One of the fastest and cheapest ways to cross the English Channel is via Eurotunnel. Whether you cross through Eurotunnel for a short excursion or as one leg of a European touring vacation and 35 minutes later you're in another country. Crossing the channel on the car transporter has to be the easiest, quickest and most comfortable way to do it ever. Boarding is a quick. The Eurotunnel Car Transporter, is a bit like driving into a garage. The inside is painted a sunny yellow and the lights stays brightly lit throughout the journey.

English Channel, also called The Channel, French La Manche, narrow arm of the Atlantic Ocean separating the southern coast of England from the northern coast of France and tapering eastward to its junction with the North Sea at the Strait of Dover (French: Pas de Calais).

From earliest times, depending on historical factors, the English Channel served as a route for, and a barrier to, invaders of Britain from the Continent. Early Stone Age people crossed the Strait of Dover; later invaders crossed the western end of the channel, trading the copper, tin, and lead they found in Devon and Cornwall, and successive Bronze and Iron Age invaders followed the same route. Julius Caesar’s invasion of 55 BC again favoured the Dover route in the east, while William the Conqueror in 1066 crossed from Normandy to Hastings. With Britain’s later loss of Normandy, the channel again became a defensive line. In the 20th century its strategic role was critical during the two world wars, particularly during the Allied invasion of France in 1944.
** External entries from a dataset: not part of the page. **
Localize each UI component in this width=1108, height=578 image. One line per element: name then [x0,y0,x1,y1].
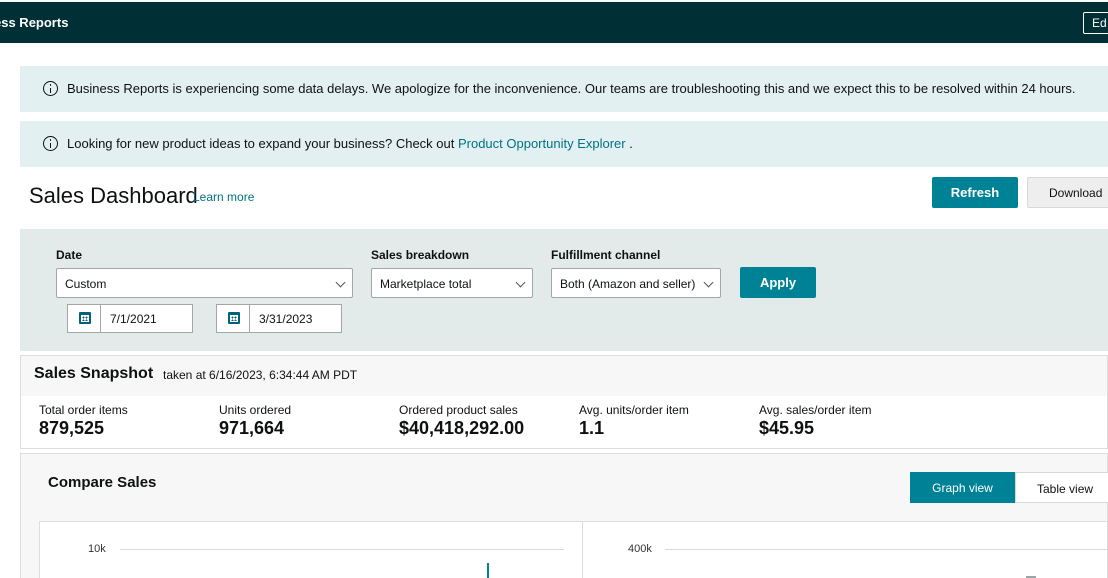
chart-gridline [120,549,564,550]
metric-label-avg-sales-per-order-item: Avg. sales/order item [759,403,872,417]
alert-message-text: Looking for new product ideas to expand … [67,136,458,151]
fulfillment-channel-value: Both (Amazon and seller) [560,277,696,291]
data-delay-alert: Business Reports is experiencing some da… [20,66,1108,112]
y-axis-tick-label: 400k [628,543,652,555]
alert-message-suffix: . [625,136,633,151]
sales-breakdown-value: Marketplace total [380,277,472,291]
date-range-select[interactable]: Custom [56,268,353,298]
start-date-value: 7/1/2021 [110,312,157,326]
fulfillment-channel-label: Fulfillment channel [551,248,661,262]
header-action-button[interactable]: Ed [1083,12,1108,34]
sales-breakdown-select[interactable]: Marketplace total [371,268,533,298]
metric-value-ordered-product-sales: $40,418,292.00 [399,418,525,438]
apply-button[interactable]: Apply [740,267,816,298]
metric-label-units-ordered: Units ordered [219,403,292,417]
metric-value-avg-units-per-order-item: 1.1 [579,418,605,438]
graph-view-button[interactable]: Graph view [910,472,1015,503]
product-opportunity-explorer-link[interactable]: Product Opportunity Explorer [458,136,626,151]
start-date-calendar-button[interactable] [68,305,101,332]
metric-value-units-ordered: 971,664 [219,418,285,438]
y-axis-tick-label: 10k [88,543,106,555]
sales-snapshot-metrics [20,396,1108,449]
chart-gridline [665,549,1108,550]
product-ideas-alert: Looking for new product ideas to expand … [20,121,1108,167]
calendar-icon [79,312,91,324]
download-button[interactable]: Download [1027,177,1108,208]
page-title: Sales Dashboard [29,183,198,208]
info-icon [43,136,58,151]
start-date-input[interactable]: 7/1/2021 [67,304,193,333]
end-date-input[interactable]: 3/31/2023 [216,304,342,333]
refresh-button[interactable]: Refresh [932,177,1018,208]
app-title: ess Reports [0,15,69,30]
info-icon [43,81,58,96]
chart-data-spike [487,563,489,578]
metric-value-avg-sales-per-order-item: $45.95 [759,418,815,438]
chevron-down-icon [515,277,526,288]
chevron-down-icon [335,277,346,288]
metric-label-avg-units-per-order-item: Avg. units/order item [579,403,689,417]
snapshot-timestamp: taken at 6/16/2023, 6:34:44 AM PDT [163,368,358,382]
metric-label-ordered-product-sales: Ordered product sales [399,403,518,417]
table-view-button[interactable]: Table view [1015,472,1108,503]
fulfillment-channel-select[interactable]: Both (Amazon and seller) [551,268,721,298]
end-date-value: 3/31/2023 [259,312,313,326]
metric-value-total-order-items: 879,525 [39,418,105,438]
alert-message: Looking for new product ideas to expand … [67,136,633,151]
sales-snapshot-title: Sales Snapshot [34,365,154,382]
end-date-calendar-button[interactable] [217,305,250,332]
metric-label-total-order-items: Total order items [39,403,128,417]
top-navigation-bar [0,0,1108,43]
chevron-down-icon [703,277,714,288]
learn-more-link[interactable]: Learn more [193,190,254,204]
alert-message: Business Reports is experiencing some da… [67,81,1076,96]
sales-breakdown-label: Sales breakdown [371,248,470,262]
compare-sales-title: Compare Sales [48,474,157,491]
date-label: Date [56,248,83,262]
date-range-value: Custom [65,277,107,291]
calendar-icon [228,312,240,324]
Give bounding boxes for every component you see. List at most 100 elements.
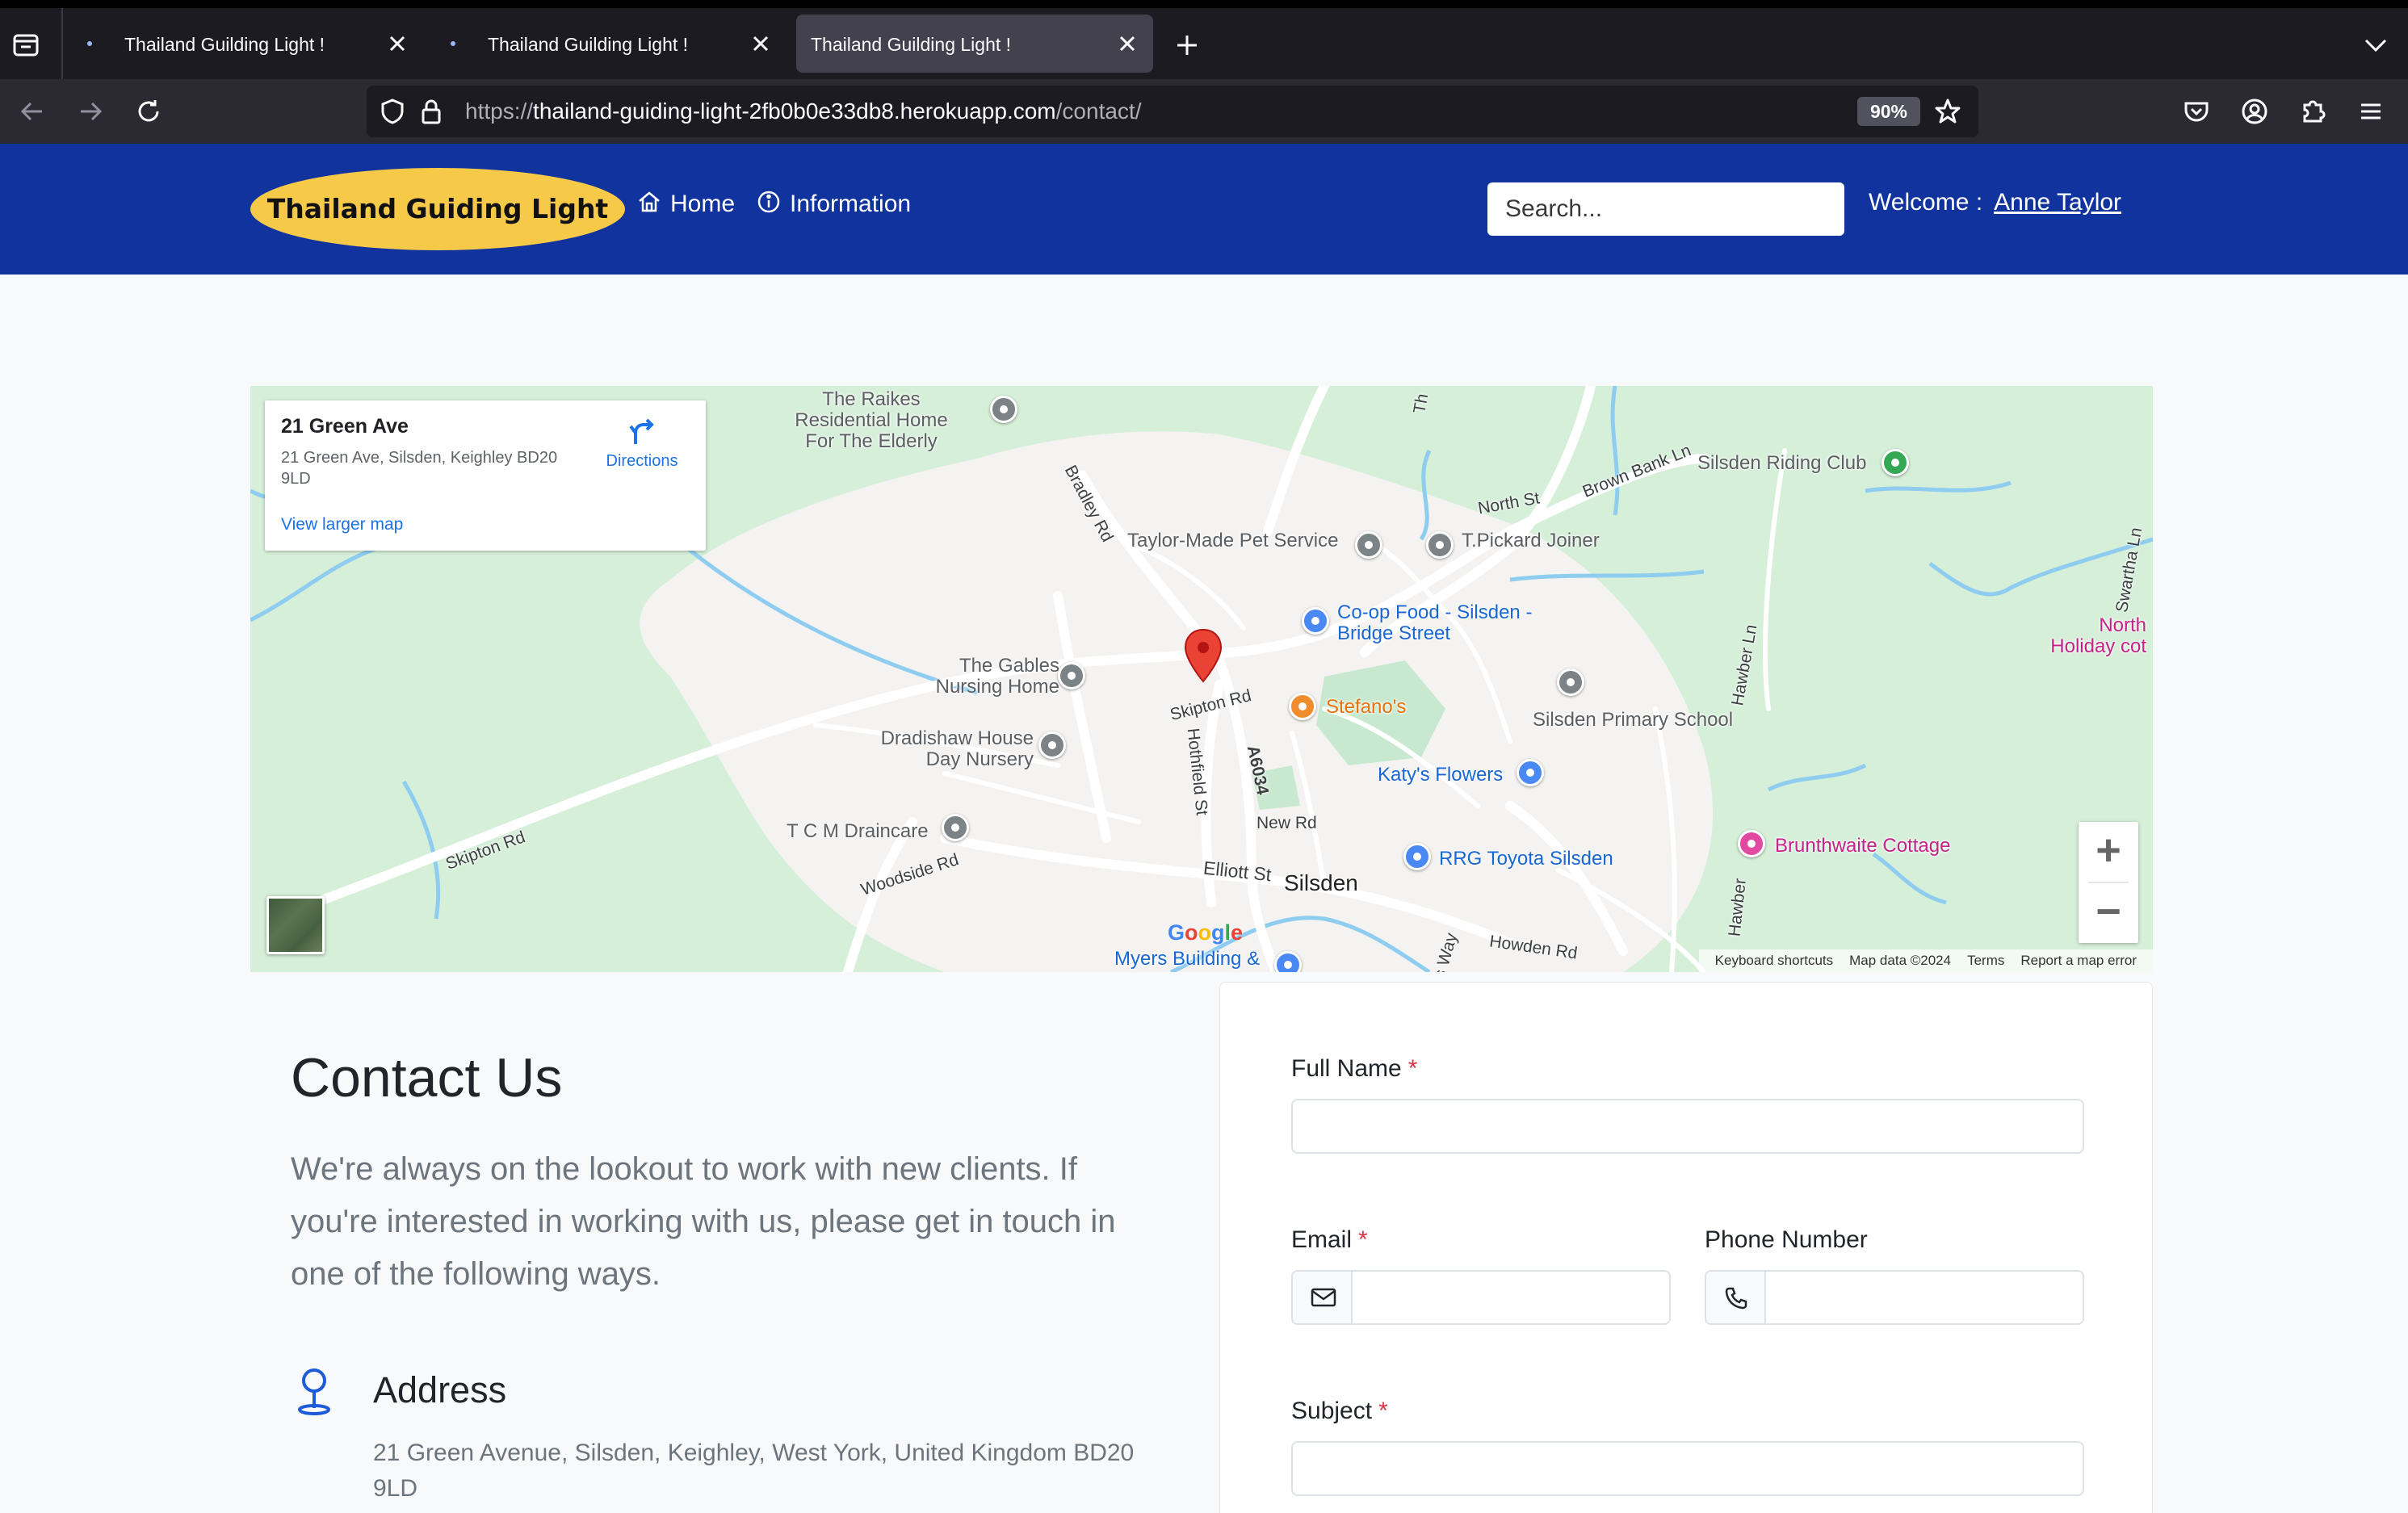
site-logo[interactable]: Thailand Guiding Light xyxy=(250,168,625,250)
map-place-label: Brunthwaite Cottage xyxy=(1775,835,1951,857)
email-label: Email * xyxy=(1291,1226,1368,1253)
map-place-label: T.Pickard Joiner xyxy=(1462,530,1600,551)
close-icon[interactable] xyxy=(1113,29,1142,58)
map-zoom-control: + − xyxy=(2079,822,2138,943)
tab-title: Thailand Guilding Light ! xyxy=(811,34,1012,55)
map-place-label: Katy's Flowers xyxy=(1378,764,1504,786)
map-place-label: Silsden Riding Club xyxy=(1697,452,1867,474)
nav-information-label: Information xyxy=(790,191,912,217)
firefox-view-icon[interactable] xyxy=(11,31,40,60)
nav-home-link[interactable]: Home xyxy=(636,189,735,218)
map-poi-marker[interactable] xyxy=(1517,759,1544,786)
map-place-label: The Gables Nursing Home xyxy=(935,655,1059,698)
browser-tab-1[interactable]: Thailand Guilding Light ! xyxy=(69,15,423,73)
address-bar[interactable]: https://thailand-guiding-light-2fb0b0e33… xyxy=(367,86,1978,137)
map-card-title: 21 Green Ave xyxy=(281,415,409,438)
full-name-field[interactable] xyxy=(1291,1099,2084,1154)
contact-form-card: Full Name * Email * Phone Number Subject * xyxy=(1219,982,2153,1513)
extensions-icon[interactable] xyxy=(2295,94,2330,129)
zoom-level-badge[interactable]: 90% xyxy=(1857,97,1920,126)
browser-tab-2[interactable]: Thailand Guilding Light ! xyxy=(433,15,787,73)
house-icon xyxy=(639,191,660,212)
map-poi-marker[interactable] xyxy=(1038,731,1066,759)
map-road-label: New Rd xyxy=(1256,814,1317,832)
tab-title: Thailand Guilding Light ! xyxy=(488,34,689,55)
welcome-text: Welcome : Anne Taylor xyxy=(1869,189,2121,216)
google-logo: Google xyxy=(1168,920,1244,945)
screen-top-edge xyxy=(0,0,2408,8)
subject-label: Subject * xyxy=(1291,1398,1388,1424)
nav-information-link[interactable]: Information xyxy=(756,189,911,218)
map-place-label: Dradishaw House Day Nursery xyxy=(880,727,1034,770)
map-poi-marker[interactable] xyxy=(1557,668,1584,696)
address-heading: Address xyxy=(373,1369,507,1410)
map-place-label: RRG Toyota Silsden xyxy=(1439,848,1613,870)
welcome-label: Welcome : xyxy=(1869,189,1983,216)
envelope-icon xyxy=(1311,1288,1336,1307)
full-name-label: Full Name * xyxy=(1291,1055,1418,1082)
email-addon xyxy=(1293,1272,1353,1323)
map-place-label: Silsden Primary School xyxy=(1533,709,1734,731)
map-poi-marker[interactable] xyxy=(942,814,969,841)
menu-hamburger-icon[interactable] xyxy=(2353,94,2389,129)
bookmark-star-icon[interactable] xyxy=(1933,97,1962,126)
directions-button[interactable]: Directions xyxy=(598,415,686,471)
map-poi-marker[interactable] xyxy=(1403,843,1431,870)
new-tab-icon[interactable] xyxy=(1171,29,1203,61)
back-arrow-icon[interactable] xyxy=(15,94,50,129)
site-header: Thailand Guiding Light Home Information … xyxy=(0,144,2408,275)
view-larger-map-link[interactable]: View larger map xyxy=(281,515,403,534)
pocket-icon[interactable] xyxy=(2179,94,2214,129)
map-poi-marker[interactable] xyxy=(1355,531,1382,559)
map-place-label: Co-op Food - Silsden - Bridge Street xyxy=(1337,601,1533,644)
keyboard-shortcuts-link[interactable]: Keyboard shortcuts xyxy=(1715,953,1833,968)
map-poi-marker[interactable] xyxy=(1289,693,1316,720)
reload-icon[interactable] xyxy=(131,94,166,129)
report-map-error-link[interactable]: Report a map error xyxy=(2020,953,2137,968)
account-icon[interactable] xyxy=(2237,94,2272,129)
telephone-icon xyxy=(1725,1287,1747,1310)
email-field[interactable] xyxy=(1291,1270,1671,1325)
tab-title: Thailand Guilding Light ! xyxy=(124,34,325,55)
map-poi-marker[interactable] xyxy=(1426,531,1454,559)
search-input[interactable] xyxy=(1487,182,1844,236)
chevron-down-icon[interactable] xyxy=(2360,31,2392,60)
url-text[interactable]: https://thailand-guiding-light-2fb0b0e33… xyxy=(465,98,1141,124)
terms-link[interactable]: Terms xyxy=(1967,953,2004,968)
map-place-label: North Holiday cot xyxy=(2050,614,2146,657)
zoom-out-button[interactable]: − xyxy=(2079,883,2138,943)
map-poi-marker[interactable] xyxy=(1302,607,1329,635)
map-card-address: 21 Green Ave, Silsden, Keighley BD20 9LD xyxy=(281,449,558,488)
embedded-google-map[interactable]: The Raikes Residential Home For The Elde… xyxy=(250,386,2153,972)
browser-tab-3-active[interactable]: Thailand Guilding Light ! xyxy=(796,15,1153,73)
nav-home-label: Home xyxy=(670,191,736,217)
map-place-label: T C M Draincare xyxy=(787,820,929,842)
location-pin-icon[interactable] xyxy=(1182,628,1224,687)
map-poi-marker[interactable] xyxy=(1738,830,1765,857)
user-name-link[interactable]: Anne Taylor xyxy=(1994,189,2121,216)
directions-label: Directions xyxy=(606,452,678,470)
close-icon[interactable] xyxy=(746,29,775,58)
tab-favicon-dot xyxy=(87,41,92,46)
page-title: Contact Us xyxy=(291,1047,563,1109)
map-poi-marker[interactable] xyxy=(1882,449,1909,476)
browser-nav-bar: https://thailand-guiding-light-2fb0b0e33… xyxy=(0,79,2408,144)
map-poi-marker[interactable] xyxy=(990,396,1017,423)
close-icon[interactable] xyxy=(383,29,412,58)
map-place-label: Myers Building & xyxy=(1114,948,1261,970)
map-place-label: Stefano's xyxy=(1326,696,1407,718)
map-data-text: Map data ©2024 xyxy=(1849,953,1952,968)
forward-arrow-icon[interactable] xyxy=(73,94,108,129)
map-poi-marker[interactable] xyxy=(1058,662,1085,689)
phone-number-field[interactable] xyxy=(1705,1270,2084,1325)
shield-icon[interactable] xyxy=(378,97,407,126)
tab-bar-separator xyxy=(61,8,63,79)
lock-icon[interactable] xyxy=(417,97,446,126)
tab-favicon-dot xyxy=(451,41,455,46)
subject-field[interactable] xyxy=(1291,1441,2084,1496)
map-poi-marker[interactable] xyxy=(1274,951,1302,972)
satellite-layer-toggle[interactable] xyxy=(266,896,325,954)
zoom-in-button[interactable]: + xyxy=(2079,822,2138,882)
address-text: 21 Green Avenue, Silsden, Keighley, West… xyxy=(373,1440,1135,1502)
contact-intro-text: We're always on the lookout to work with… xyxy=(291,1151,1116,1292)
The idea of a channel tunnel  was first conceived in 1802, and in the late 19th century such a tunnel was actually initiated and then abandoned. In 1957 the idea was revived, and in 1973 Britain and France decided to carry out the project (the “Chunnel”) jointly. Work was begun, only to be cancelled early in 1975, but in 1978 the matter of a channel crossing was again raised, this time by the British and French national railways and the European communities. Construction resumed in 1987 on twin single-track railway tunnels and a central service tunnel for ventilation, maintenance, and emergency evacuation; by 1990 the service tunnel had been completed. The Eurotunnel (as it came to be called) connects the road and rail networks of Britain and the Continent by carrying both rail freight and automobiles. The terminals are located at Folkestone in England and Calais in France.

Although the English Channel is a feature of notable scientific interest, especially in regard to tidal movements, its location has given it immense significance over the centuries, as both a route and a barrier during the peopling of Britain and the emergence of the nation-states of modern Europe. The current English name (in general use since the early 18th century) probably derives from the designation “canal” in Dutch sea atlases of the late 16th century. Earlier names had included Oceanus Britannicus and the British Sea, and the French have regularly used La Manche (in reference to the sleevelike coastal outline) since the early 17th century.